Nach dem Schlusslied sagte Kirchenpfleger Josef Breu: „Der Hunderdorfer Kindergarten ging 1959 als dritter Kindergarten im Landkreis neben Bogen und Mitterfels in Betrieb.“ Bereits Dekan Kiermeier lag ein „Kindergarten“ sehr am Herzen. Zunächst übernahmen zwei Schwestern des 3. Ordens des Heiligen Franziskus die Betreuung. Ab 1974 war weltliches Personal erforderlich, wonach auf die Pfarrei aber neue Aufgaben und kosten zukamen. In fruchtbarer Zusammenarbeit wurde ein solides Fundament in Verträgen zwischen Pfarrei und Gemeinde gelegt sowie die baulichen Voraussetzungen für Neubau (1981/82) und Erweiterung (1993/94) geschaffen. Der Redner zollte dem Engagement der seit 1996 tätigen Kindergartenleiterin Alexandra Stadler und ihrem Team ein Lob. „So können wir auf 50 erfolgreiche Jahre zurückzublicken.

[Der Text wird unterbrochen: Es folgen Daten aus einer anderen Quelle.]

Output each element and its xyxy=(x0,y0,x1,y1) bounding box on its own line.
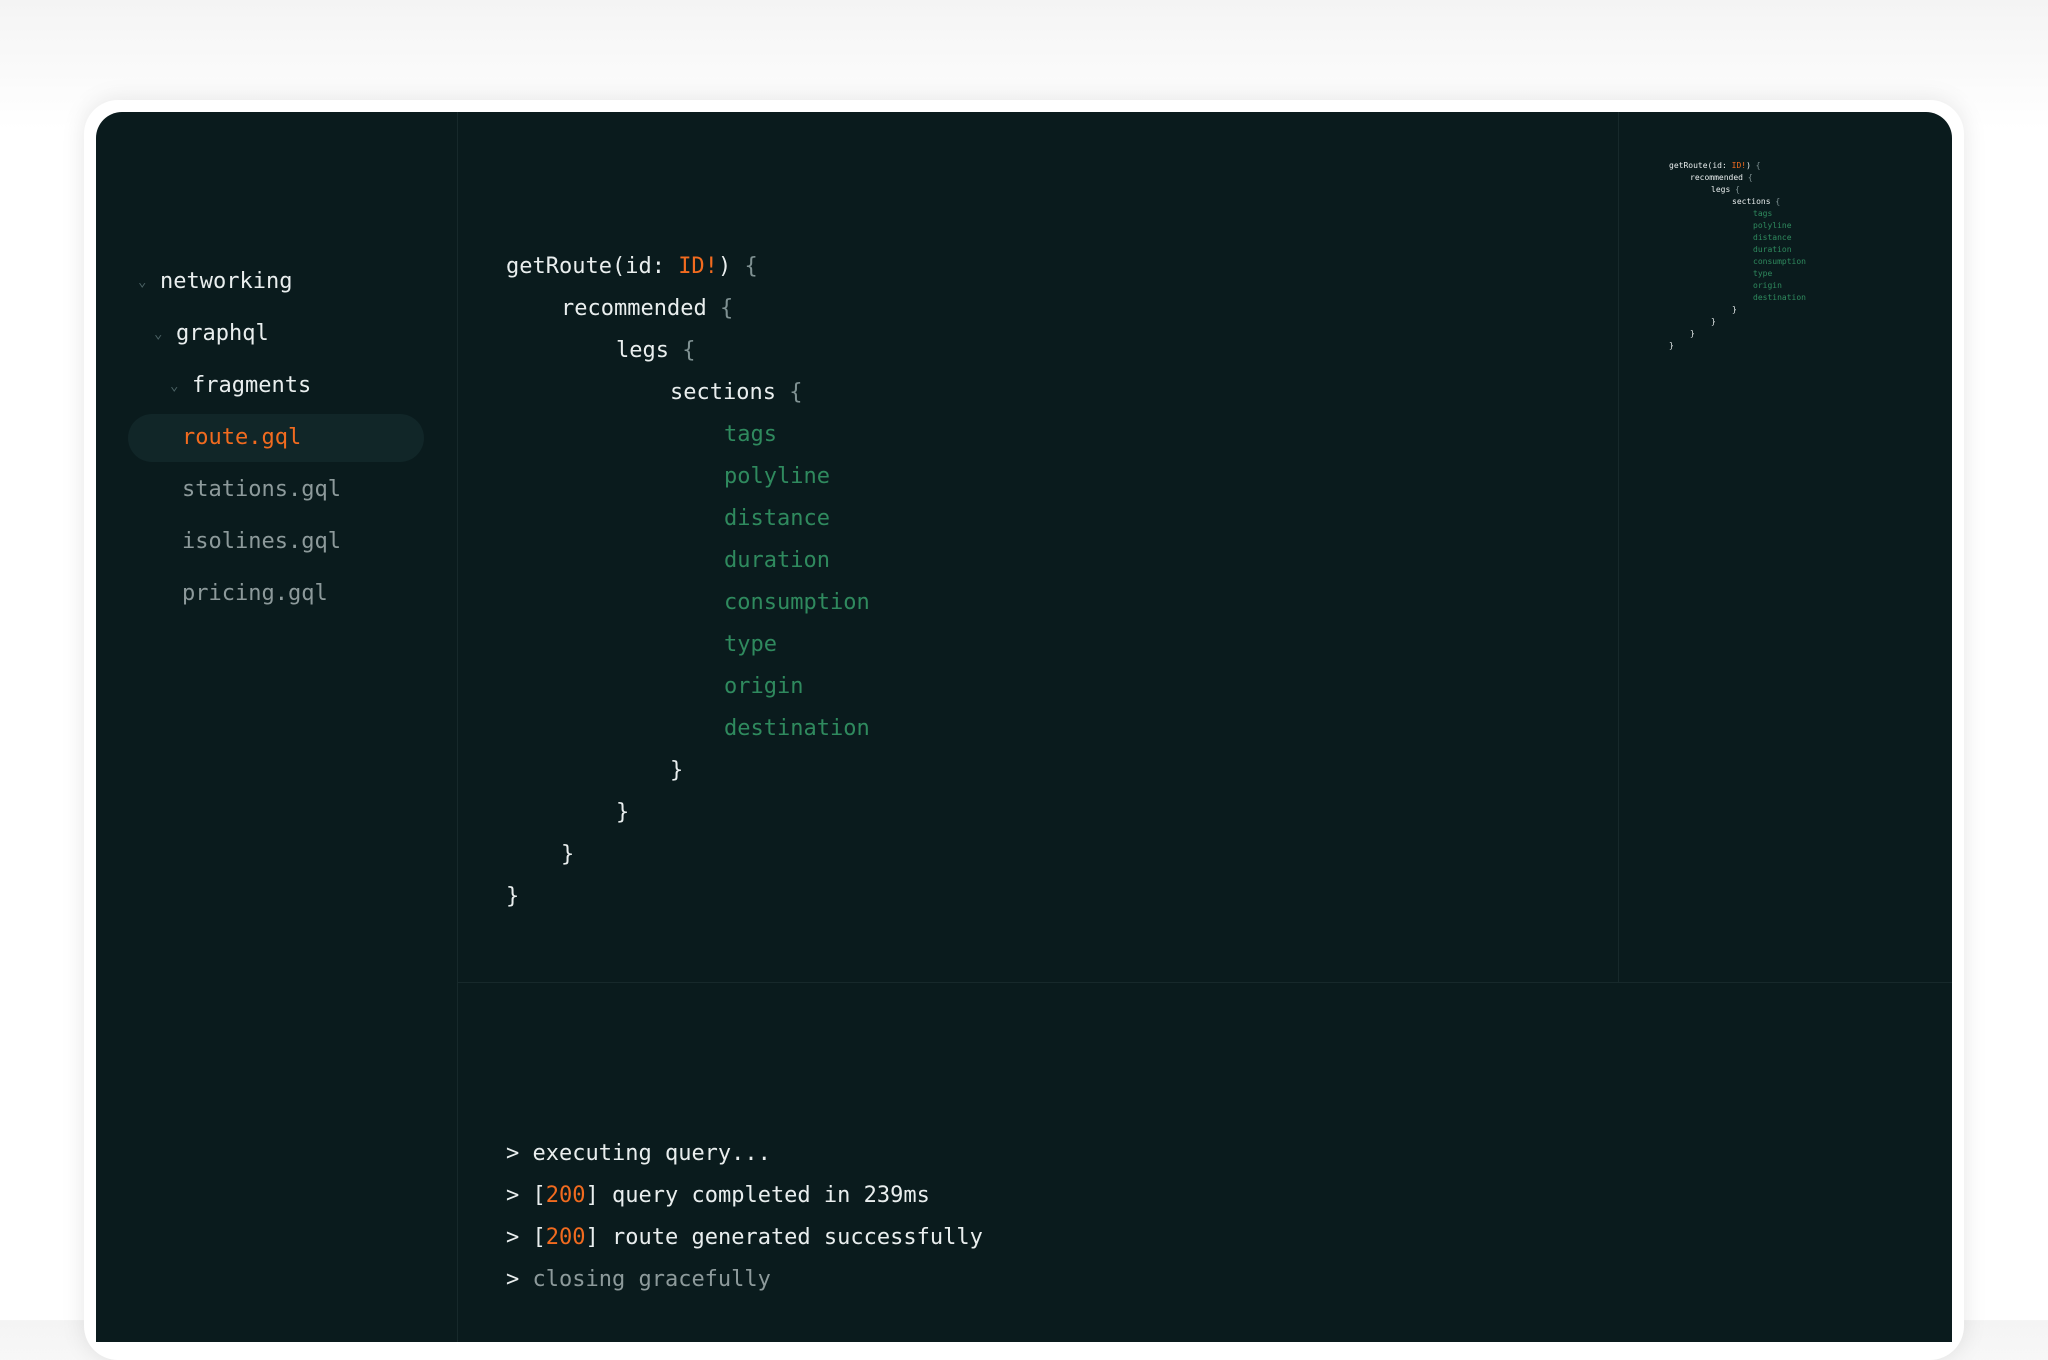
status-code: 200 xyxy=(545,1225,586,1250)
chevron-down-icon[interactable]: ⌄ xyxy=(154,310,176,358)
minimap-line: recommended { xyxy=(1690,173,1753,182)
tree-file-pricing-gql[interactable]: pricing.gql xyxy=(182,570,328,618)
code-line: sections { xyxy=(670,380,803,405)
console-line: > [200] route generated successfully xyxy=(506,1225,983,1250)
folder-label: graphql xyxy=(176,321,269,346)
minimap-line: } xyxy=(1732,305,1737,314)
tree-file-isolines-gql[interactable]: isolines.gql xyxy=(182,518,341,566)
tree-folder-networking[interactable]: ⌄ networking xyxy=(138,258,292,306)
editor-window: ⌄ networking ⌄ graphql ⌄ fragments route.gq… xyxy=(96,112,1952,1342)
console-line: > [200] query completed in 239ms xyxy=(506,1183,930,1208)
code-line: getRoute(id: ID!) { xyxy=(506,254,758,279)
tree-file-stations-gql[interactable]: stations.gql xyxy=(182,466,341,514)
code-line: } xyxy=(670,758,684,783)
status-code: 200 xyxy=(545,1183,586,1208)
tree-file-route-gql[interactable]: route.gql xyxy=(128,414,424,462)
file-tree-sidebar: ⌄ networking ⌄ graphql ⌄ fragments route.gq… xyxy=(96,112,458,1342)
console-text: route generated successfully xyxy=(612,1225,983,1250)
console-text: closing gracefully xyxy=(532,1267,771,1292)
code-line: } xyxy=(561,842,575,867)
file-label: pricing.gql xyxy=(182,581,328,606)
minimap-line: getRoute(id: ID!) { xyxy=(1669,161,1761,170)
minimap-field: distance xyxy=(1753,233,1792,242)
code-field: origin xyxy=(724,674,804,699)
code-field: polyline xyxy=(724,464,830,489)
minimap-field: polyline xyxy=(1753,221,1792,230)
code-line: } xyxy=(506,884,520,909)
folder-label: networking xyxy=(160,269,293,294)
minimap-field: consumption xyxy=(1753,257,1806,266)
minimap-line: } xyxy=(1669,341,1674,350)
minimap-line: legs { xyxy=(1711,185,1740,194)
code-line: legs { xyxy=(616,338,696,363)
console-text: executing query... xyxy=(532,1141,771,1166)
file-label: stations.gql xyxy=(182,477,341,502)
code-line: recommended { xyxy=(561,296,734,321)
console-text: query completed in 239ms xyxy=(612,1183,930,1208)
minimap-line: } xyxy=(1690,329,1695,338)
code-field: duration xyxy=(724,548,830,573)
console-line: > executing query... xyxy=(506,1133,771,1175)
code-editor[interactable]: getRoute(id: ID!) { recommended { legs {… xyxy=(458,112,1618,982)
file-label: route.gql xyxy=(182,425,302,450)
console-prompt: > xyxy=(506,1225,520,1250)
minimap-field: tags xyxy=(1753,209,1773,218)
code-field: consumption xyxy=(724,590,870,615)
minimap-line: sections { xyxy=(1732,197,1781,206)
minimap-field: duration xyxy=(1753,245,1792,254)
minimap-field: origin xyxy=(1753,281,1782,290)
file-label: isolines.gql xyxy=(182,529,341,554)
console-prompt: > xyxy=(506,1183,520,1208)
code-field: distance xyxy=(724,506,830,531)
code-minimap[interactable]: getRoute(id: ID!) { recommended { legs {… xyxy=(1618,112,1952,982)
code-field: tags xyxy=(724,422,777,447)
console-output[interactable]: > executing query... > [200] query compl… xyxy=(458,982,1952,1342)
console-prompt: > xyxy=(506,1267,520,1292)
console-line: > closing gracefully xyxy=(506,1259,771,1301)
chevron-down-icon[interactable]: ⌄ xyxy=(170,362,192,410)
folder-label: fragments xyxy=(192,373,312,398)
minimap-line: } xyxy=(1711,317,1716,326)
chevron-down-icon[interactable]: ⌄ xyxy=(138,258,160,306)
code-field: destination xyxy=(724,716,870,741)
minimap-field: destination xyxy=(1753,293,1806,302)
console-prompt: > xyxy=(506,1141,520,1166)
minimap-field: type xyxy=(1753,269,1773,278)
tree-folder-graphql[interactable]: ⌄ graphql xyxy=(154,310,269,358)
tree-folder-fragments[interactable]: ⌄ fragments xyxy=(170,362,311,410)
code-line: } xyxy=(616,800,630,825)
code-field: type xyxy=(724,632,777,657)
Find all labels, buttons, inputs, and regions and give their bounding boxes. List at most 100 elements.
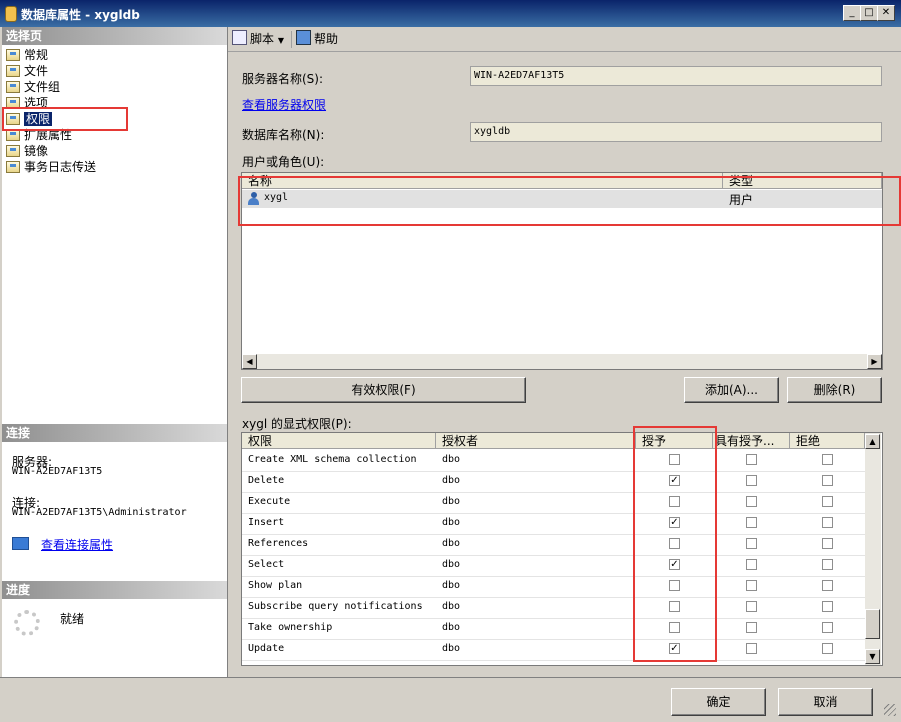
view-connection-properties[interactable]: 查看连接属性 xyxy=(12,536,113,553)
scroll-up-icon[interactable]: ▲ xyxy=(865,434,880,449)
scroll-left-icon[interactable]: ◀ xyxy=(242,354,257,369)
users-roles-label: 用户或角色(U): xyxy=(242,155,325,169)
with-grant-checkbox[interactable] xyxy=(746,517,757,528)
with-grant-checkbox[interactable] xyxy=(746,475,757,486)
close-button[interactable]: ✕ xyxy=(877,5,895,21)
view-connection-properties-link[interactable]: 查看连接属性 xyxy=(41,538,113,552)
deny-checkbox[interactable] xyxy=(822,538,833,549)
page-icon xyxy=(6,81,20,93)
permission-grantor: dbo xyxy=(442,643,461,654)
database-icon xyxy=(5,6,17,22)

Bürgermeister Hans Hornberger übermittelte seitens der Gemeinde die Gratulationswünsche zum Geburtstag und konstatierte: „Wir sind dankbar, dass bereits vor 50 Jahren diese Einrichtung von kirchlicher Seite geschaffen und seither auch mit gestiegener Verantwortung und Engagement geführt wurde“. Der Kindergarten sei eine wichtige Einrichtung zu Erziehung, Bildung und Entwicklung der Kinder – im vorschulischen Bereich, auch der Kleinkinderbetreuung komme immer mehr Bedeutung zu. Zum Schluss überreichte er an die Kindergartenleiterin als Jubiläumsgeschenk ein Glaskreuz mit eingearbeitetem Regenbogensymbol.

Ein glanzvoller Schlusspunkt: Fröhlich wurde von allen Kindergartenkindern für die Besucher das Lied „Flieger“ dargeboten und gemeinsam wurden 50 rote Luftballons gestartet. (Fotos: xk)

Nach dem Mittagessen gestalteten ab 13.30 Uhr das Festprogramm im Kindergarten die Kinder mit herzerfrischenden Darbietungen. Kindergartenleiterin Alexandra Stadler dankte allen, die die alltägliche Arbeit unterstützten. Sodann waren die Kinder mit Begeisterung bei den Aufführungen dabei. Nach dem Lied „Im Kindergarten“ brachte die jeweilige Gruppe in einer Zeitreise die fünf Jahrzehnte näher: die Drachenhöhle mit „Brüderchen, komm tanz mit mir“ und „Ringel Reihe“, die Tausendfüßler „Fleißige Handwerker“ und „Rock ’n‘ Roll“, die Bärenhöhle mit einer „Super-Modenschau“ sowie das Vogelnest mit dem „Gummibärenlied“ und „Tanzshow“. Schulleiter Reinhard Dietz sowie die Elternbeiratsvorsitzende Manuela Fuchs übermittelten ebenso die besten Glückwünsche und überraschten mit einer Schokokuss-Wurfmaschine und einer Spende. Ein buntes Programm für die Kinder mit Tombola, Kinder-Schminken, Nostalgie-Fotos und Basteln ließen den Festtag ausklingen.